There will also be a minimum tax rate based on a double taxation treaty of between 7.5% and 9% on interest, royalties and certain other payments between related persons subject to the tax regime. If the recipient of such a payment were to tax less than the established tax rate, the tax liability would allow the payer’s state to impose an “top-up” withholding tax.

Tax submission was an integral part of the agreement on the second pillar for developing countries. Under the agreement, countries that apply nominal corporate tax rates below the minimum taxable rate on interest, royalties and certain other payments undertake to include the taxable provisions in their bilateral agreements with developing countries upon request.

The GloBE rules apply to multinational companies that meet the € 750 million threshold for country-specific reporting. However, countries are free to apply the income inclusion rule to multinational companies based in their country, even if they do not meet the threshold.

In a further attempt to make the rules more acceptable to developing countries, it was agreed that the GloBE rules include a “substance” spin-off that excludes an income amount of at least 5%, or in the transition period of 5 years, at least 7.5 % of the book value of property, plant and equipment and payroll. Thus, the rules do not apply to incentives that countries offer for material investment in their countries, such as the construction of factories.

“As with all compromises,” said Walker, “the proposed way forward is a hodgepodge of new rules rather than a streamlined, easy-to-use one size fits all. That’s as expected, but as the OECD is overhauling a long-standing international tax system, we can expect a decade or two of chaos as each country has its own view of the complex proposals. “

Non-profit organizations, pension funds or mutual funds that are the ultimate parent company of a multinational corporation, or the holding vehicles they use, are not subject to the GloBE rules.

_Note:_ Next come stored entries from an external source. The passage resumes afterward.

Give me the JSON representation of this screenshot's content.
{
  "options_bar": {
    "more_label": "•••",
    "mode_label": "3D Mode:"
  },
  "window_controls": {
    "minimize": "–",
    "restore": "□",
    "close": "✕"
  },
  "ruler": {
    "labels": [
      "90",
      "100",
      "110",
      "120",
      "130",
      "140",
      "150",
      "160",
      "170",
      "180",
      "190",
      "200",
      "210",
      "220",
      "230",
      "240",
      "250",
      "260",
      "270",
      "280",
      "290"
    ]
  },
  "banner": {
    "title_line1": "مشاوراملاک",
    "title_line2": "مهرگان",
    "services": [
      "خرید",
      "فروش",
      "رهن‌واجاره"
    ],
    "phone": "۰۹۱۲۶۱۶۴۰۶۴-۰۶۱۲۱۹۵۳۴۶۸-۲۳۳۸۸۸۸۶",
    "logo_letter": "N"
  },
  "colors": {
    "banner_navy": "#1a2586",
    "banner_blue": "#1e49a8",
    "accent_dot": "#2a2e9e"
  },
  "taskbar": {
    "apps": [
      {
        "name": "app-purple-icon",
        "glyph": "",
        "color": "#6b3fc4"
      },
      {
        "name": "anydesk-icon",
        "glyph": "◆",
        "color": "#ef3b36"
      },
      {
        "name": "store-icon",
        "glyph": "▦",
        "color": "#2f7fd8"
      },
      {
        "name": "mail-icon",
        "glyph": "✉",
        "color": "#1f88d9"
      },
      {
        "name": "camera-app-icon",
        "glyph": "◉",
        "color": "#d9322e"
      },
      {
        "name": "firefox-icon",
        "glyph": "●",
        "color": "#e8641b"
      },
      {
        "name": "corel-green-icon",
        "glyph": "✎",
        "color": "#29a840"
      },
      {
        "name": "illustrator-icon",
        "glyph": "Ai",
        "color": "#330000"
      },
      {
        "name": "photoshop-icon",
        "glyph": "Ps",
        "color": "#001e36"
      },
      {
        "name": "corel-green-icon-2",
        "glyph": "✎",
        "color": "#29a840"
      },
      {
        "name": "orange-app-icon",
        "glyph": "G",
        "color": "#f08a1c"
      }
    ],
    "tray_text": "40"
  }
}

The OECD members Ireland, Estonia and Hungary have not signed the agreement. Barbados, Kenya, Nigeria, Sri Lanka and St. Vincent and the Grenadines were the other countries involved in the discussions that disagreed with the measures, with Peru abstaining.

The signatories of the agreement have set an ambitious timetable for the conclusion of the negotiations. This includes a deadline in October 2021 for the completion of the remaining technical work on the two-pillar approach, as well as a plan for its effective implementation in 2023.